We welcome entries from any field of engineering or technology as long as they are innovative, commercially successful and benefit society. A team of engineers at IBM UK won the 2004 MacRobert Award for innovation in engineering for its WebSphere MQ family of software products, which has helped businesses save billions of dollars by providing a failsafe means of exchanging business-critical information between computer systems, irrespective of their location and regardless of whatever hardware, programming language, operating system or communication protocol they use.

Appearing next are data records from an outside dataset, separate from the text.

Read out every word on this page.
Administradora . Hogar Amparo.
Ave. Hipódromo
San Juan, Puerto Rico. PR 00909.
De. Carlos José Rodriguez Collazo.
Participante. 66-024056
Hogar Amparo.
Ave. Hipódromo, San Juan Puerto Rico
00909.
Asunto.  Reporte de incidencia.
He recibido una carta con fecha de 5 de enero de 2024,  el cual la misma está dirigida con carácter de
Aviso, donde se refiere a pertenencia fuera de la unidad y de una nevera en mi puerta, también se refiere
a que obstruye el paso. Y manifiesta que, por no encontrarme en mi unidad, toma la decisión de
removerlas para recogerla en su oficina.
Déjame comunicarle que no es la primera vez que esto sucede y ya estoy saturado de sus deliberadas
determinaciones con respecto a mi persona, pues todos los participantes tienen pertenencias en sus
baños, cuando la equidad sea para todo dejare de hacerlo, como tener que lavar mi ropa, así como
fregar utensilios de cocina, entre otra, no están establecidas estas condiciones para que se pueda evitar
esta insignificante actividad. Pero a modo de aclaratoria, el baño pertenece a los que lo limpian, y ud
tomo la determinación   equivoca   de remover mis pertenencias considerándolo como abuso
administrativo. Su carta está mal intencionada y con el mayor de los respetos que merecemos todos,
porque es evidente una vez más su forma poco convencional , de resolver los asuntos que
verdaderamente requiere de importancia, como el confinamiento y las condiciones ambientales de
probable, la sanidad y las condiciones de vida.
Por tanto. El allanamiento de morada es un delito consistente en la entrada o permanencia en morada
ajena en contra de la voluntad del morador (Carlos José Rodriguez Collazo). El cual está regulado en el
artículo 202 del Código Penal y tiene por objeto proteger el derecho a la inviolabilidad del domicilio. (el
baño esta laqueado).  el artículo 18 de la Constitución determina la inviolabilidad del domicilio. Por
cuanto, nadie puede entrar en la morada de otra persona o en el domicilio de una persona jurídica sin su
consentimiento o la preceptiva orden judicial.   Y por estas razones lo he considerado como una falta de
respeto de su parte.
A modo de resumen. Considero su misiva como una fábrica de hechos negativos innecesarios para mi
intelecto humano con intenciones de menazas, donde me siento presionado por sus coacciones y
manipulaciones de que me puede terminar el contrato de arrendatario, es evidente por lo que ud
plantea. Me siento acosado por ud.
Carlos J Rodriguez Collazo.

“We are delighted that the IBM WebSphere software family has been honoured with this prestigious award by the Royal Academy of Engineering,” says Graham Spittle, Hursley Laboratory Director and IBM’s Vice President, Business Integration Development. “WebSphere MQ is one of the most important and successful distributed system technologies in the industry today, and we are proud that this achievement was initiated by a UK team.”
Notes for editors
IBM beat off stiff competition from Pilkington’s self-cleaning windows, Sharp’s 3D displays and Delphi Diesel’s emission-busting injection systems to win the 2004 MacRobert Award.
First presented in 1969, the MacRobert Award honours the winning company with a gold medal and up to five team members with a tax-free prize of £50,000 between them. HRH the Duke of Edinburgh, Senior Fellow of the Academy, takes a close interest in the MacRobert Award and has presented it almost every year since it was created.
Founded by the MacRobert Trusts, the Award is now presented by the Academy after a prize fund was established with donations from the MacRobert Trusts, the Academy and British industry.
Founded in 1976, The Royal Academy of Engineering promotes the engineering and technological welfare of the country. Our fellowship – comprising the UK’s most eminent engineers – provides the leadership and expertise for our activities, which focus on the relationships between engineering, technology, and the quality of life. As a national academy, we provide independent and impartial advice to Government; work to secure the next generation of engineers; and provide a voice for Britain’s engineering community.